Cancer cell diagnostics with bacterial biosensors
Cancer remains one of the world’s leading causes of death, accounting for around 8.2 million fatalities each year. In many cases, mortality is driven not by the primary tumour but by metastasis, a process fuelled by circulating tumour cells (CTCs) that escape into the bloodstream. CTCs are phenotypically heterogeneous, and different subpopulations contribute in distinct ways to metastasis, therapy resistance and clinical outcome. Their detailed characterisation could transform tumour diagnostics and personalised treatment strategies. However, conventional methods struggle with low sensitivity, limited multiplexing capacity, and reliance on bulky laboratory infrastructure.
Converging different technologies into a single system
The EU-funded BIOCELLPHE(opens in new window) project set out to close this gap by developing a radically new approach to protein profiling of individual CTCs. “The vision is to transform how we detect specific proteins on the surface of individual tumour cells by integrating cutting-edge advances in nanotechnology, synthetic biology, microfluidics and artificial intelligence (AI) into a single, easy-to-use diagnostic platform,” explains project coordinator Isabel Pastoriza Santos. Cells express multiple proteins on their surface, which are often shared with other cell types. Therefore, the detection and identification of CTCs for cancer diagnosis requires measuring many protein biomarkers at once. To isolate CTCs, the consortium developed a lab-on-a-chip(opens in new window) device that passively sorts and traps cell-containing droplets from peripheral blood samples of cancer patients. These cells are subjected to downstream molecular analysis.

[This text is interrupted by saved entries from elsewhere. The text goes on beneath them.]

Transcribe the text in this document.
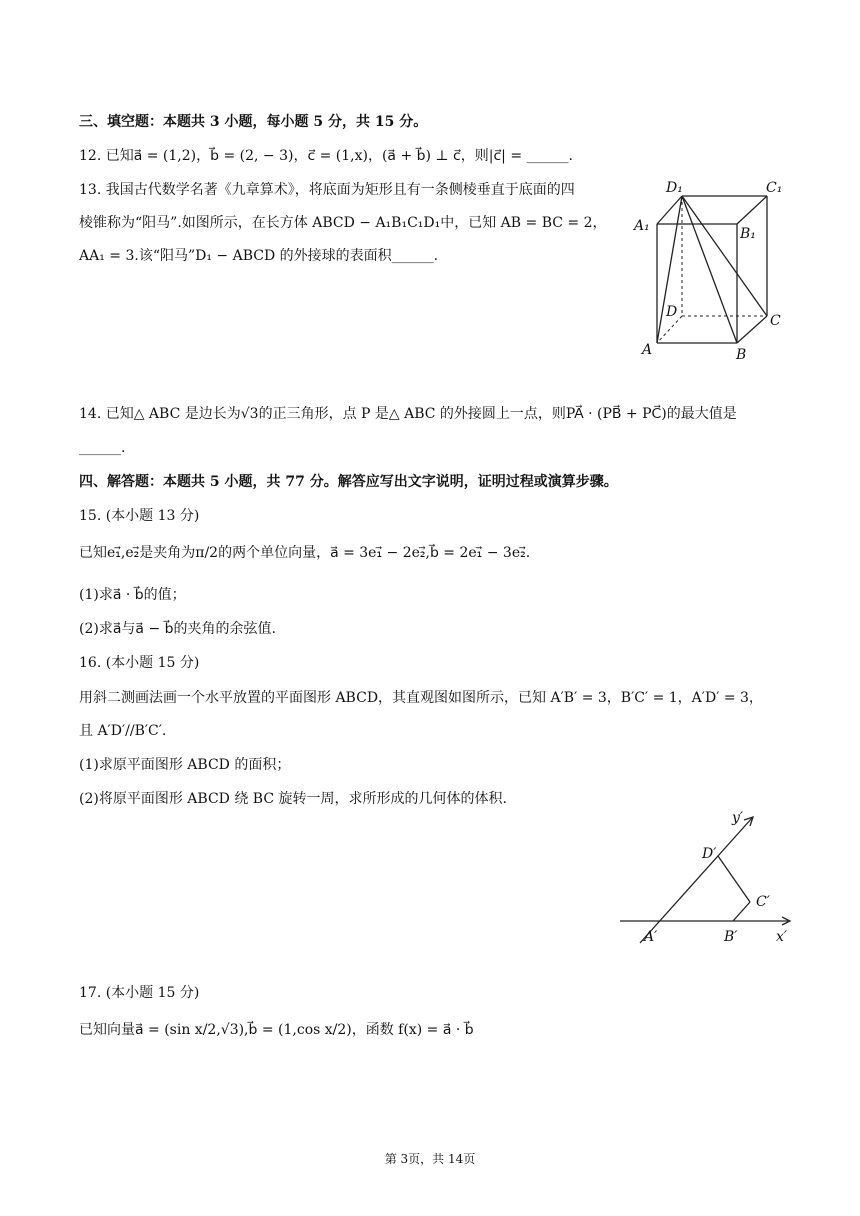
三、填空题：本题共 3 小题，每小题 5 分，共 15 分。
12. 已知a⃗ = (1,2)，b⃗ = (2, − 3)，c⃗ = (1,x)，(a⃗ + b⃗) ⊥ c⃗，则|c⃗| = ______.
13. 我国古代数学名著《九章算术》，将底面为矩形且有一条侧棱垂直于底面的四
棱锥称为“阳马”.如图所示，在长方体 ABCD − A₁B₁C₁D₁中，已知 AB = BC = 2，
AA₁ = 3.该“阳马”D₁ − ABCD 的外接球的表面积______.
D₁	C₁
A₁	B₁
D
C
A	B
14. 已知△ ABC 是边长为√3的正三角形，点 P 是△ ABC 的外接圆上一点，则PA⃗ · (PB⃗ + PC⃗)的最大值是
______.
四、解答题：本题共 5 小题，共 77 分。解答应写出文字说明，证明过程或演算步骤。
15. (本小题 13 分)
已知e₁⃗,e₂⃗是夹角为π/2的两个单位向量，a⃗ = 3e₁⃗ − 2e₂⃗,b⃗ = 2e₁⃗ − 3e₂⃗.
(1)求a⃗ · b⃗的值；
(2)求a⃗与a⃗ − b⃗的夹角的余弦值.
16. (本小题 15 分)
用斜二测画法画一个水平放置的平面图形 ABCD，其直观图如图所示，已知 A′B′ = 3，B′C′ = 1，A′D′ = 3，
且 A′D′//B′C′.
(1)求原平面图形 ABCD 的面积；
(2)将原平面图形 ABCD 绕 BC 旋转一周，求所形成的几何体的体积.
y′
D′
C′
A′	B′	x′
17. (本小题 15 分)
已知向量a⃗ = (sin x/2,√3),b⃗ = (1,cos x/2)，函数 f(x) = a⃗ · b⃗
第 3页，共 14页
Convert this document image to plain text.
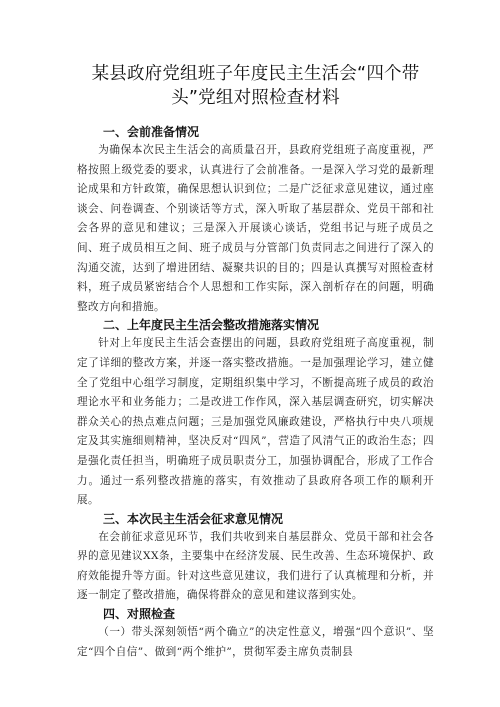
某县政府党组班子年度民主生活会“四个带头”党组对照检查材料
一、会前准备情况

为确保本次民主生活会的高质量召开，县政府党组班子高度重视，严格按照上级党委的要求，认真进行了会前准备。一是深入学习党的最新理论成果和方针政策，确保思想认识到位；二是广泛征求意见建议，通过座谈会、问卷调查、个别谈话等方式，深入听取了基层群众、党员干部和社会各界的意见和建议；三是深入开展谈心谈话，党组书记与班子成员之间、班子成员相互之间、班子成员与分管部门负责同志之间进行了深入的沟通交流，达到了增进团结、凝聚共识的目的；四是认真撰写对照检查材料，班子成员紧密结合个人思想和工作实际，深入剖析存在的问题，明确整改方向和措施。

二、上年度民主生活会整改措施落实情况

针对上年度民主生活会查摆出的问题，县政府党组班子高度重视，制定了详细的整改方案，并逐一落实整改措施。一是加强理论学习，建立健全了党组中心组学习制度，定期组织集中学习，不断提高班子成员的政治理论水平和业务能力；二是改进工作作风，深入基层调查研究，切实解决群众关心的热点难点问题；三是加强党风廉政建设，严格执行中央八项规定及其实施细则精神，坚决反对“四风”，营造了风清气正的政治生态；四是强化责任担当，明确班子成员职责分工，加强协调配合，形成了工作合力。通过一系列整改措施的落实，有效推动了县政府各项工作的顺利开展。

三、本次民主生活会征求意见情况

在会前征求意见环节，我们共收到来自基层群众、党员干部和社会各界的意见建议XX条，主要集中在经济发展、民生改善、生态环境保护、政府效能提升等方面。针对这些意见建议，我们进行了认真梳理和分析，并逐一制定了整改措施，确保将群众的意见和建议落到实处。

四、对照检查

（一）带头深刻领悟“两个确立”的决定性意义，增强“四个意识”、坚定“四个自信”、做到“两个维护”，贯彻军委主席负责制县
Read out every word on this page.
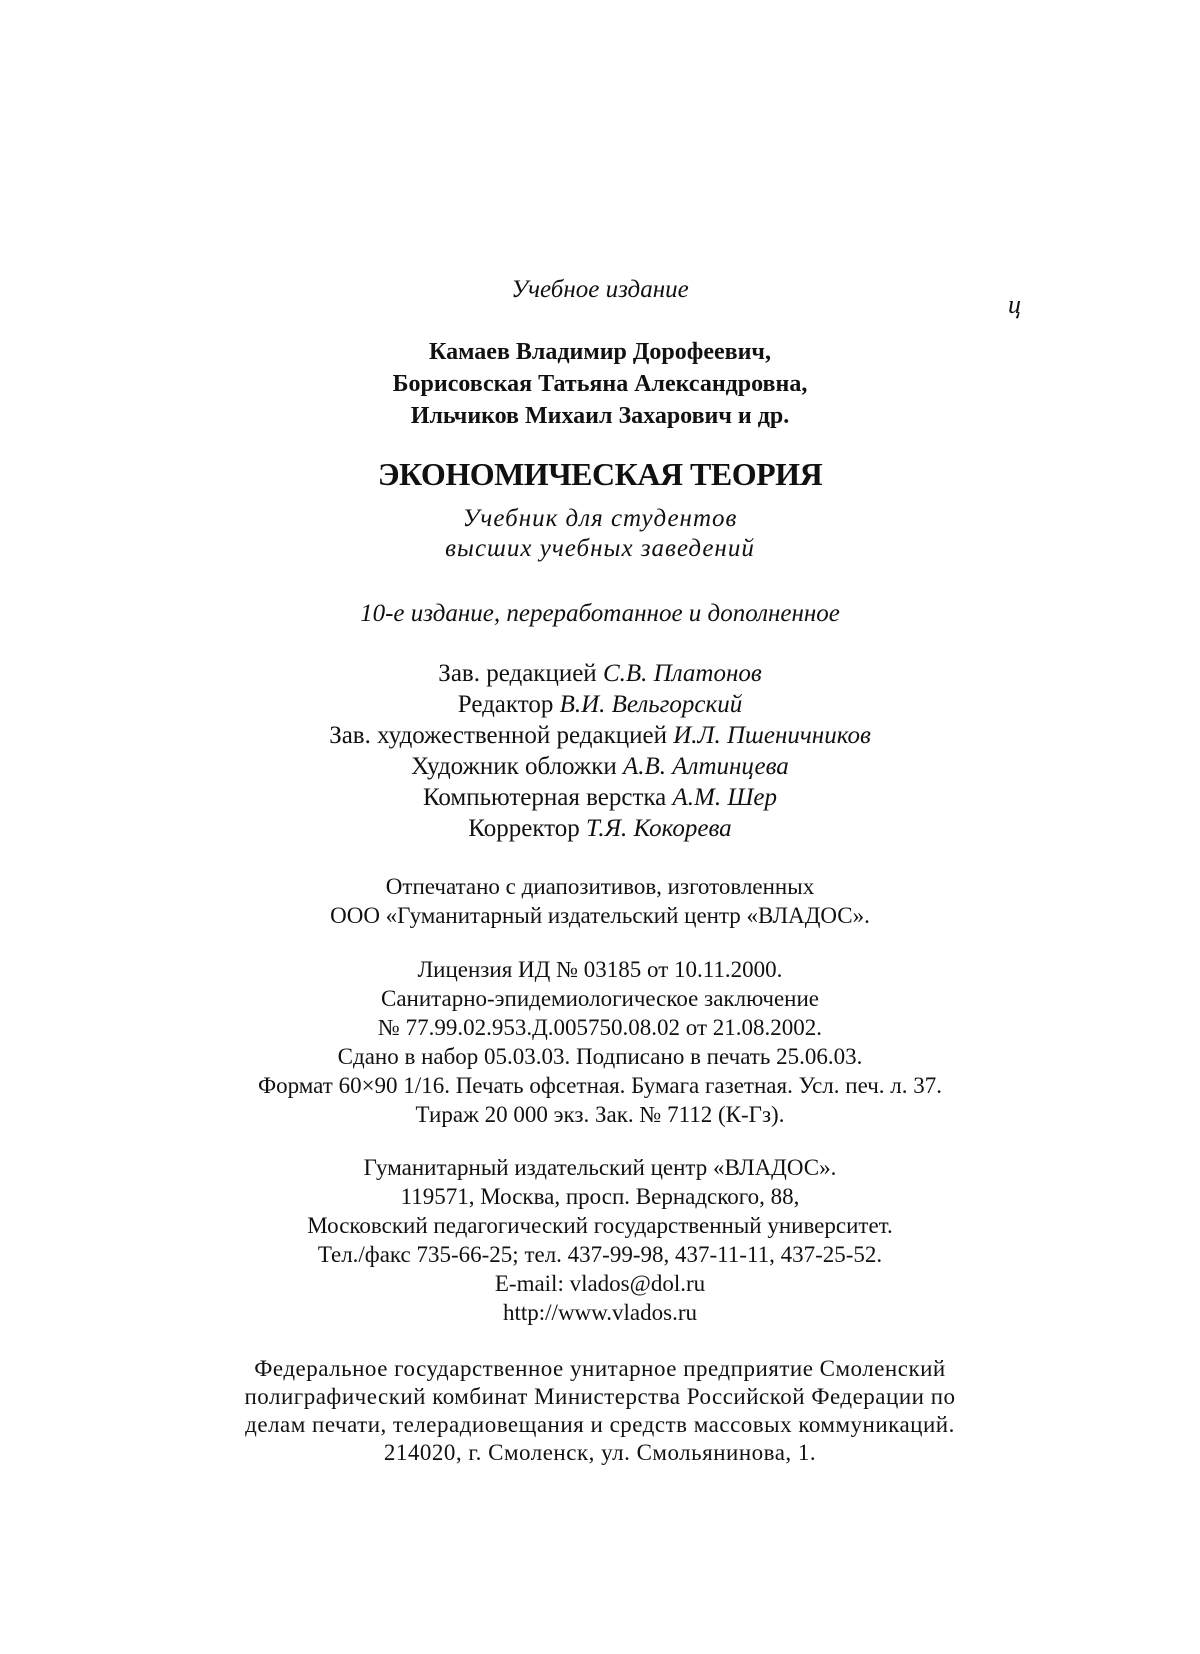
Учебное издание
ц
Камаев Владимир Дорофеевич,
Борисовская Татьяна Александровна,
Ильчиков Михаил Захарович и др.
ЭКОНОМИЧЕСКАЯ ТЕОРИЯ
Учебник для студентов
высших учебных заведений
10-е издание, переработанное и дополненное
Зав. редакцией С.В. Платонов
Редактор В.И. Вельгорский
Зав. художественной редакцией И.Л. Пшеничников
Художник обложки А.В. Алтинцева
Компьютерная верстка А.М. Шер
Корректор Т.Я. Кокорева
Отпечатано с диапозитивов, изготовленных
ООО «Гуманитарный издательский центр «ВЛАДОС».
Лицензия ИД № 03185 от 10.11.2000.
Санитарно-эпидемиологическое заключение
№ 77.99.02.953.Д.005750.08.02 от 21.08.2002.
Сдано в набор 05.03.03. Подписано в печать 25.06.03.
Формат 60×90 1/16. Печать офсетная. Бумага газетная. Усл. печ. л. 37.
Тираж 20 000 экз. Зак. № 7112 (К-Гз).
Гуманитарный издательский центр «ВЛАДОС».
119571, Москва, просп. Вернадского, 88,
Московский педагогический государственный университет.
Тел./факс 735-66-25; тел. 437-99-98, 437-11-11, 437-25-52.
E-mail: vlados@dol.ru
http://www.vlados.ru
Федеральное государственное унитарное предприятие Смоленский
полиграфический комбинат Министерства Российской Федерации по
делам печати, телерадиовещания и средств массовых коммуникаций.
214020, г. Смоленск, ул. Смольянинова, 1.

Engineered bacteria as living sensors
At the core of the concept are genetically engineered Escherichia coli strains designed to recognise specific protein biomarkers on the surface of CTCs. These strains carry receptors on their outer membrane, which enables selective attachment to validated cancer biomarkers. The specific adhesion of bacteria to target proteins on the cellular membrane triggers the production of Raman-active chemical compounds, which can be detected with ultrahigh sensitivity using surface-enhanced Raman scattering (SERS)(opens in new window), through their unique spectral fingerprints. To achieve this aim, the consortium engineered signalling and metabolic pathways to produce distinct Raman-active reporters, enabling simultaneous (i.e. multiplexed) detection of multiple proteins. Preliminary data from clinical analyses demonstrated that the engineered bacteria could detect and distinguish at least three different cell membrane proteins on CTCs. These findings highlight the potential of multiplex phenotyping in real patient samples.
Beyond the state of the art
While full integration into a single diagnostic device remains a future objective, BIOCELLPHE established a new scientific and technological framework for protein profiling at the single-cell level. The consortium’s multidisciplinary expertise in synthetic biology, nanotechnology, microfluidics, and AI enabled progress that had not previously been feasible. Future steps include optimisation, larger clinical validation studies and exploration of translational pathways. The BIOCELLPHE concept of employing engineered bacteria for sensing extracellular targets has the potential to advance precision oncology and biomedical diagnostics in general. “The foundations laid during the project open the door to applications well beyond cancer,” emphasises Pastoriza Santos.